February 28th
by Bonsal, Stephen“I never said, as widely reported (the Paris papers were filled with suggestions to this effect at the time),” insisted Clemenceau in my talk with him this evening, “that Wilson was pro-German, but I did think and I probably said, as I generally say what I think, that many of his plans and proposals were unduly and most unwisely helpful to the Germans in their present unregenerate state. I confess that from my first cable contact with it Wilsonism alarmed me, and that is why on the eve of the Conference I announced in the Chamber, ‘It will be more difficult to make peace than it was to make war.’ Now who can deny that in peacemaking France is meeting with great opposition from all her Allies who were so noble and considerate while the battle was on? During the long war years we sustained the heaviest losses, we suffered the most, and now what is our fate at the Conference?
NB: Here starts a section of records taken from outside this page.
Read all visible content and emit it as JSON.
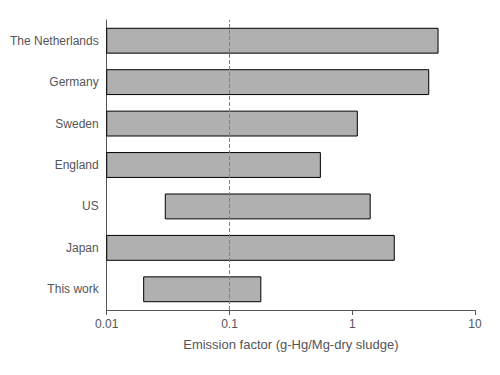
{
  "chart_data": {
    "type": "bar",
    "orientation": "horizontal",
    "log": "x",
    "categories": [
      "This work",
      "Japan",
      "US",
      "England",
      "Sweden",
      "Germany",
      "The Netherlands"
    ],
    "starts": [
      0.02,
      0.01,
      0.03,
      0.01,
      0.01,
      0.01,
      0.01
    ],
    "ends": [
      0.18,
      2.2,
      1.4,
      0.55,
      1.1,
      4.2,
      5.0
    ],
    "color": "#b0b0b0",
    "edge_color": "#000000",
    "xlabel": "Emission factor (g-Hg/Mg-dry sludge)",
    "xlim": [
      0.01,
      10
    ],
    "xticks": [
      0.01,
      0.1,
      1,
      10
    ],
    "vline_x": 0.1,
    "grid": false
  }
}
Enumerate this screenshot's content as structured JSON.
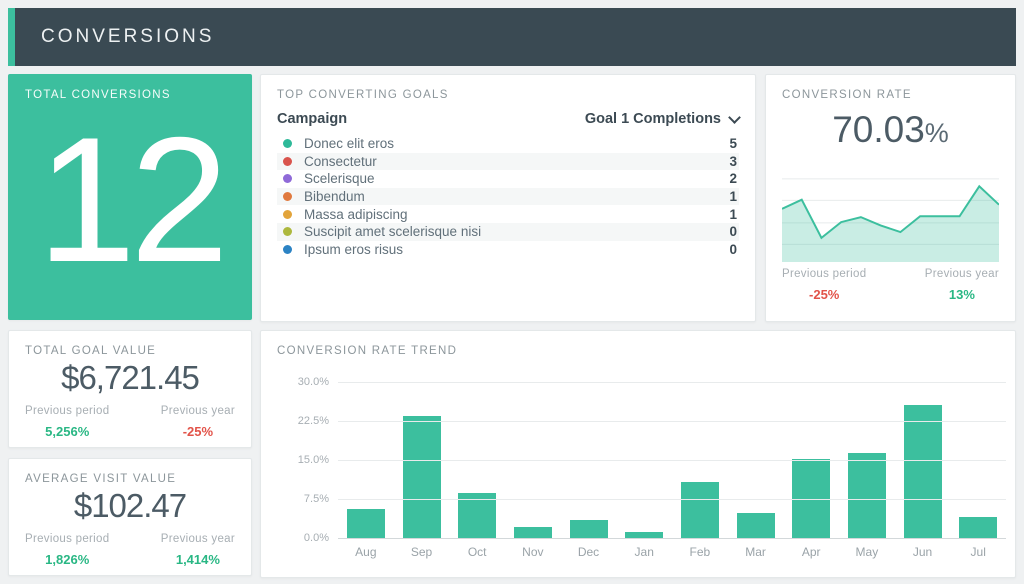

“We are blocked in our plea for security; only our undoubted claim to Alsace goes uncontested. For the little else we may obtain we shall have to fight and fight hard. I mean to do that very thing and Wilson knows it. There is one bright spot in the dark prospect. Wilson is as frank with me as I am with him. We have both placed our cards on the Peace table.”
There is, it is true, one criticism of Mr. Wilson to which M. Clemenceau often returns, as indeed he did today, which seems to me not without foundation. “I told your President that, in my judgment, the grave fault of his attitude is that he eliminated sentiment and endeavored to efface all memory of the past. A grave, a very grave fault it seems to me. It was then I would say, ‘I am the last, the only survivor of the Protest of Bordeaux—against the infamy of the Treaty that the Prussians imposed at the point of the bayonet. M. le Président, I speak for our glorious dead who fell in the two wars. For myself I can hold my tongue, but not for them.’ ”
In one of the many rude discussions that took place between the Tiger and Lloyd George, Mr. Wilson, the Presbyterian elder, was by many accounts compelled to intervene to prevent the fisticuffs which seemed imminent. As he retired to his corner, the little Welshman said: “Well! I shall expect an apology for these outrageous words!”
“You shall wait for it as long as you wait for the pacification of Ireland,” was the hot reply.
Clemenceau’s comment on this incident, without wholly admitting its truth, however, was amusing. “I can well understand why the youth of the world hates war, more power to them! But for us oldsters it is not so bad; as a matter of fact, war life rejuvenated me. It gave me back the health I had lost, and think of it, there was old George doubling up his fists and squaring off. If Wilson had not intervened, I would have given him a clip on the chin with a savatte stroke.”
Only one thing at this moment can be vouched for as certain, and that is that the relations between the Entente Powers and their chiefs, consecrated by the death of millions of youths, are strained; indeed, they are near the breaking point.